Zoraida ressalta a importância de ações do poder público que atendam as demandas das comunidades tradicionais, pois elas dependem diretamente das opções que o bioma oferece e, com a perda dos recursos naturais, as pessoas podem ser obrigadas a deixar suas casas, em busca de melhores condições de vida, “muitas vezes perdendo os seus costumes e até seu conforto”.

Evanir Rosa Cardoso, 42, membro da associação de moradores da comunidade, conta que o marido, Ederson, pescador e piloteiro, precisou buscar trabalho fora do quilombo. “Ele largava do rio e ia embora sozinho, procurar serviço de construção para a gente poder manter a casa.”

Na época de cheia, lembra, a família costumava se preparar para os meses em que a pesca artesanal fica proibida, durante a piracema, para proteger o período de reprodução dos peixes, de novembro a fevereiro —quando pescadores artesanais recebem o Seguro Defeso, benefício no valor de um salário mínimo.

A seca, porém, impediu o trabalho no rio durante todo o ano. Com o baixo nível da água, não era possível navegar ,e o fogo impossibilitou a ida de turistas até a região.

O conhecimento de Ederson no trabalho com construção evitou que faltasse comida para os dois filhos do casal. “Aí você vai no rio para pegar um peixe para comer, você não pega, porque não tem. Quem sabe se virar, se vira de qualquer maneira. [A seca] é uma coisa que foge do controle de todo mundo daqui, né? Já imaginou, quem não sabe viver de outro serviço?”, reflete.

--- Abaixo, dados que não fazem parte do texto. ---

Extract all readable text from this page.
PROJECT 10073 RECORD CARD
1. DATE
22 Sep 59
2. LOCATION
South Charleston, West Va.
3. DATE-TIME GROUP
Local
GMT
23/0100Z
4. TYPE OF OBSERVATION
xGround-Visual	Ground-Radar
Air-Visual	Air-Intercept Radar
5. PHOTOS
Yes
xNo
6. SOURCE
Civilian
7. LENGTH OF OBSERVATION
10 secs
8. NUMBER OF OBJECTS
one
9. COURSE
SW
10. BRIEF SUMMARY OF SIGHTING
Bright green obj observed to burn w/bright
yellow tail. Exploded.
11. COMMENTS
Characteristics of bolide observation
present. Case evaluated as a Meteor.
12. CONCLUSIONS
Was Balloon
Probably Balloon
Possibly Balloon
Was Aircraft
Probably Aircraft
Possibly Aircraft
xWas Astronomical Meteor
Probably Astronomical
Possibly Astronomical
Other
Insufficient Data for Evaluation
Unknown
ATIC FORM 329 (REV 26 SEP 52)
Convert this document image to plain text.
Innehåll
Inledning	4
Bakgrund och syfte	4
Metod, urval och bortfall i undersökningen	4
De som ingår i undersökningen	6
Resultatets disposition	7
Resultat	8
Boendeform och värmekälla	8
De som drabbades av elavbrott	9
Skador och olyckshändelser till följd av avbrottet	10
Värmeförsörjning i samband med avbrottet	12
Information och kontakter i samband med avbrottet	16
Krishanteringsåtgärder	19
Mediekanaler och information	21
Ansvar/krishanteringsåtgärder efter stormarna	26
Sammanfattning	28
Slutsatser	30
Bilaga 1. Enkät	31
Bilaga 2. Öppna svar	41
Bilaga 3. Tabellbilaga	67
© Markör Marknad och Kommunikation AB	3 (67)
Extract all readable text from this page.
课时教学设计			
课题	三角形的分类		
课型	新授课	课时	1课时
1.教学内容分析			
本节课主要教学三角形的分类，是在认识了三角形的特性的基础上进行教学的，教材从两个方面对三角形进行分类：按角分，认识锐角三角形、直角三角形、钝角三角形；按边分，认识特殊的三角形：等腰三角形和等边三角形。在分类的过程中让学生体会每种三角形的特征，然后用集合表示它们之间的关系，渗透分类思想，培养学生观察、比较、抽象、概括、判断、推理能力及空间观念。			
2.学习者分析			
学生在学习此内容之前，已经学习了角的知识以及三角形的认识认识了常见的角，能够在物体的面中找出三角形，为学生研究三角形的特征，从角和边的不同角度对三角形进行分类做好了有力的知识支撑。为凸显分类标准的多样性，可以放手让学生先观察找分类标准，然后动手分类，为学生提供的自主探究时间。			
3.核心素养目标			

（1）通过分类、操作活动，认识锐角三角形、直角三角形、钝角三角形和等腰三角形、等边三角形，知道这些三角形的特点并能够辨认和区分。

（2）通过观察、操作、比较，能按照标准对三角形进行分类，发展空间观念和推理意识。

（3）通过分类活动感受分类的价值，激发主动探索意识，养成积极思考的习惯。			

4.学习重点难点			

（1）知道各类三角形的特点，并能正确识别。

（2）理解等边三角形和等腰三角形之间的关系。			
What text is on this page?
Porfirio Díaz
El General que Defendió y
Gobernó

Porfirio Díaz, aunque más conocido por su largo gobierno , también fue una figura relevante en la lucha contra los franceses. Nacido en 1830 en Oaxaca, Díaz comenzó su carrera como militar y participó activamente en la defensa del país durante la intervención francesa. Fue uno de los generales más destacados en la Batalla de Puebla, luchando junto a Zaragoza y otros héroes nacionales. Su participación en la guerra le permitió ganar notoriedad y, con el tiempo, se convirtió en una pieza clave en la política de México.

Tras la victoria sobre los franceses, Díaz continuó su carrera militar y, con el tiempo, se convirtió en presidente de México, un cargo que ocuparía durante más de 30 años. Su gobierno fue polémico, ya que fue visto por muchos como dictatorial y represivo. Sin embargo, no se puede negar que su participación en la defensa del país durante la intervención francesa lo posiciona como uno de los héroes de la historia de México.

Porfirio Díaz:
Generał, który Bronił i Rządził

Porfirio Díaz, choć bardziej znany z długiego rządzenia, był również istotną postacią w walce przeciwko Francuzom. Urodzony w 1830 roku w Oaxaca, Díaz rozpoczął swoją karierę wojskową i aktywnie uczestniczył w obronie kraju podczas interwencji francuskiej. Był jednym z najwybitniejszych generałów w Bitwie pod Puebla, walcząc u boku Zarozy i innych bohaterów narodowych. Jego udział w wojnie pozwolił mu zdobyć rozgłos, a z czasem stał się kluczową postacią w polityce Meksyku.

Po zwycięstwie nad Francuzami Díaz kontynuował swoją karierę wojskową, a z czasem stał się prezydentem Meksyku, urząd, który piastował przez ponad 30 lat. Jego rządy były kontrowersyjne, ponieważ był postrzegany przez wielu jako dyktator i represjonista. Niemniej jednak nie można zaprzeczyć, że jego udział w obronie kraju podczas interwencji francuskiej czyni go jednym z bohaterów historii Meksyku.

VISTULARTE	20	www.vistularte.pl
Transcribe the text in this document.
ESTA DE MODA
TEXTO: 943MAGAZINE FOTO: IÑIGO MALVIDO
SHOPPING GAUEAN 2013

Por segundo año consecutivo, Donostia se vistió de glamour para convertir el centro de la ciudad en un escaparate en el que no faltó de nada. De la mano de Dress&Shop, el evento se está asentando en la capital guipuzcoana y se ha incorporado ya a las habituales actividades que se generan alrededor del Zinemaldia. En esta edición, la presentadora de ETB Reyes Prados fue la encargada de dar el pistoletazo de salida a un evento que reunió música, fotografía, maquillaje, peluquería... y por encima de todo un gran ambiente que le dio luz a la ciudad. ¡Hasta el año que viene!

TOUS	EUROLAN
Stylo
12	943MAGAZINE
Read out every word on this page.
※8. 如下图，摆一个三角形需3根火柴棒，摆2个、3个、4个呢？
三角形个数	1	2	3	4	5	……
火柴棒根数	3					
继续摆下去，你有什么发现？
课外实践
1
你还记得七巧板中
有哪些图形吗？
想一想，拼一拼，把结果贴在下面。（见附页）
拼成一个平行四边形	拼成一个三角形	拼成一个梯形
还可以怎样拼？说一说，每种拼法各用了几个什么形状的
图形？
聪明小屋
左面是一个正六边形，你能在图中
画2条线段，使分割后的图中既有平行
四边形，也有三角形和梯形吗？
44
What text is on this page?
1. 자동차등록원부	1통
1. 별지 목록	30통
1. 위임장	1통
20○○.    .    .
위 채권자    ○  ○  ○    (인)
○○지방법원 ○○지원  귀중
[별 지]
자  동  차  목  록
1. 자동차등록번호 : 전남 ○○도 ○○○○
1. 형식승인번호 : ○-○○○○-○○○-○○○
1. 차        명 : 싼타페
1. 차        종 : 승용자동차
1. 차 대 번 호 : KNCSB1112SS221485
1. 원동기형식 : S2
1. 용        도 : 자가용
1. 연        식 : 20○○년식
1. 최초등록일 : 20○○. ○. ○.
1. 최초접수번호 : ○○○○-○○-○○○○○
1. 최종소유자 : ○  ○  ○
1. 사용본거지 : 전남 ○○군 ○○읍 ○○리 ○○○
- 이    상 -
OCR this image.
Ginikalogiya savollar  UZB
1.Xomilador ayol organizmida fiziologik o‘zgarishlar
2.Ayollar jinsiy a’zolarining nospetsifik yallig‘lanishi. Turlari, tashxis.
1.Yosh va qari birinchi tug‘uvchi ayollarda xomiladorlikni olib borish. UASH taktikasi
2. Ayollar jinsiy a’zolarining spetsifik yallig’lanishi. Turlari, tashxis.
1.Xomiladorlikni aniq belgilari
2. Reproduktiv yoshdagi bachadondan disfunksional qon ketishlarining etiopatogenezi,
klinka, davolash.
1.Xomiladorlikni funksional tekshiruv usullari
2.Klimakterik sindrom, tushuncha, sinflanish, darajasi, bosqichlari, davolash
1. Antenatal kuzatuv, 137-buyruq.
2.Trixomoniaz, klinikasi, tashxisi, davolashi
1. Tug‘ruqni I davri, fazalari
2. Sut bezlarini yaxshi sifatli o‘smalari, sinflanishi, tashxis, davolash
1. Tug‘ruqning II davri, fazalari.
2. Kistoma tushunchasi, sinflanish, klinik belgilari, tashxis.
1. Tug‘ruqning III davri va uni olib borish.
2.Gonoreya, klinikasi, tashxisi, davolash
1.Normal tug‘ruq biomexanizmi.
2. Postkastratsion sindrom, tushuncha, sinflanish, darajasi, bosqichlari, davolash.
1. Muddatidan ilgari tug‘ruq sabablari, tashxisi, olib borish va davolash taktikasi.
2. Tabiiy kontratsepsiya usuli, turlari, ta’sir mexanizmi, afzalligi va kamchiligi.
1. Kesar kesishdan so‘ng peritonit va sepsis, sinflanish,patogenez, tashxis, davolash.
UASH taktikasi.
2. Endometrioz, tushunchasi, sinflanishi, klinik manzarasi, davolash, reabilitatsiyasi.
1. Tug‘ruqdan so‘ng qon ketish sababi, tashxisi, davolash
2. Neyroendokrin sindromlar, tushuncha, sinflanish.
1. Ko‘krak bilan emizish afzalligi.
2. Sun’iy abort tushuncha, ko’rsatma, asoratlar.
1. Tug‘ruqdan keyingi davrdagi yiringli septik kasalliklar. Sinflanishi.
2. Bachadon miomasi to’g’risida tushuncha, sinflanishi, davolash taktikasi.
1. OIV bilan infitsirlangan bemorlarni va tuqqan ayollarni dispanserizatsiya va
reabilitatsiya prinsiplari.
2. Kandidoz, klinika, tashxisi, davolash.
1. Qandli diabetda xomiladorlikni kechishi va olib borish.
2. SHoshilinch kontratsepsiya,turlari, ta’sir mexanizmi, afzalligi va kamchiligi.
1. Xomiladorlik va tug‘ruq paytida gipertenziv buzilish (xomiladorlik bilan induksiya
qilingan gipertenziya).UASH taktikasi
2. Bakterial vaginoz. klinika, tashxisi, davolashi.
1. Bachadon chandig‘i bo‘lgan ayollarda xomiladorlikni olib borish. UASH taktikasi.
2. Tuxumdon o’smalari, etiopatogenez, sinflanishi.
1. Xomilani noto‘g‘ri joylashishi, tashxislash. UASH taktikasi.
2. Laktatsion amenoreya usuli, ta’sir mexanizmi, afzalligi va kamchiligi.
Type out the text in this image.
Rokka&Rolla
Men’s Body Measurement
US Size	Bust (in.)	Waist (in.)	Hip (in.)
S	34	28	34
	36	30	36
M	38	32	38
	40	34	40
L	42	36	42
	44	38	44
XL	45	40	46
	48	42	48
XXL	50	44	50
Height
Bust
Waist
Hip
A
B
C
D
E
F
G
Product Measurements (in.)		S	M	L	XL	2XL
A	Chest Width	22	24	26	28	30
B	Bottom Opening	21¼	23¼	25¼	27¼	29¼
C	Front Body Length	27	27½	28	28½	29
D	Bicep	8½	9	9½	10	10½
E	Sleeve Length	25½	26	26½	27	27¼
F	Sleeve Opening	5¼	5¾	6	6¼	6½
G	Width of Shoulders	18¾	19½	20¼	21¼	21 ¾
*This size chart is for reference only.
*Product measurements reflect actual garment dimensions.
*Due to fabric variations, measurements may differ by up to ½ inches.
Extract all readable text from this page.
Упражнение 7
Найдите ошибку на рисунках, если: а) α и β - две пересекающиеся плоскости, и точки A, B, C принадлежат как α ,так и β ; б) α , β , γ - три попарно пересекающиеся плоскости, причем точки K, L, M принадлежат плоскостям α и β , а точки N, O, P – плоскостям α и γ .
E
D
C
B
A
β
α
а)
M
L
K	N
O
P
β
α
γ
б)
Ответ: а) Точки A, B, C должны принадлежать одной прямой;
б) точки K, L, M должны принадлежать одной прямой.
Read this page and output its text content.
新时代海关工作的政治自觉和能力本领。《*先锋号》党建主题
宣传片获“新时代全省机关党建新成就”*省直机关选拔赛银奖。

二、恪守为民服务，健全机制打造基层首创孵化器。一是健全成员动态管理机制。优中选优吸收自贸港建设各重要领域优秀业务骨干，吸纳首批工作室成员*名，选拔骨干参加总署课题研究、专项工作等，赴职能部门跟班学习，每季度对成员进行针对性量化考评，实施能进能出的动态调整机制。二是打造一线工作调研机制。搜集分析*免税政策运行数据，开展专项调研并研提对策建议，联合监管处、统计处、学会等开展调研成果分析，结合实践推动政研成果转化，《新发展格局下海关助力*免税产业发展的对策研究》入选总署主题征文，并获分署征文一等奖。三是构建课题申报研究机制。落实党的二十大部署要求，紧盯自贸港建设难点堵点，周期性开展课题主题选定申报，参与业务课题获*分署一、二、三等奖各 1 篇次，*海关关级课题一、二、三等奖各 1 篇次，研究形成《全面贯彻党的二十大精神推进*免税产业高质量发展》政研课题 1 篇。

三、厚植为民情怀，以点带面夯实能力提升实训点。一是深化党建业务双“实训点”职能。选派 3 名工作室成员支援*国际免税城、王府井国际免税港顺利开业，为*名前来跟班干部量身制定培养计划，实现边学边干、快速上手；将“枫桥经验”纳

Hoje, Evanir trabalha como professora substituta na escola da comunidade e está cursando pedagogia para se tornar efetiva. Uma das lutas da associação de moradores, afirma, é conseguir oportunidades de trabalho no quilombo. “Quando a gente está se recuperando, vem a outra seca, e é muito raro ter emprego aqui.”

Uma de suas preocupações é que os empregos permaneçam na comunidade, para que a região não se esvazie e acabe por extinguir as práticas culturais locais.

A opinião é compartilhada por Amarílio Modesto da Silva, 86. Líder comunitário, ele acompanhou todo o processo de reconhecimento do território como remanescente de quilombo. “O rio é bastante importante para a comunidade para gerar renda. Aqui, antigamente, a gente vivia só de pesca.”

“Para nós foi um um prejuízo muito grande. Vamos ver agora, nessas baixas do rio, como é que vai ficar”, conta, preocupado com o cenário que presenciou nos últimos anos.

Apesar das dificuldades enfrentadas pela comunidade, ele se diz orgulhoso do legado de seu território. Amarílio, de tão respeitado na comunidade, é chamado pelas pessoas de avô, mesmo por quem não tem laços biológicos com ele.

Depois de décadas à frente da luta para estabelecer a comunidade, ele ressalta a importância de preservar os recursos naturais da região, que permitem que a comunidade conviva com a natureza.

“Não tem um lugar que eu já andei neste mundo que seja melhor para viver do que aqui. Por quê? Porque aqui é o seguinte: nós temos o rio ali; se a pessoa não pode comprar um peixe ou um quilo de carne, vai no rio e pega um peixe. Lá fora é tudo comprado, e aqui não. As pessoas se ajudam, aqui a nossa comunidade é muito unida.”


ENTENDA A SÉRIE

A série de reportagens “Cicatrizes no Pantanal” aborda impactos na saúde, na educação e nos modos de vida de comunidades após as queimadas históricas de 2020 e 2024 no bioma. O trabalho é parte do projeto Excluídos do Clima, uma parceria da Folha com a Fundação Ford.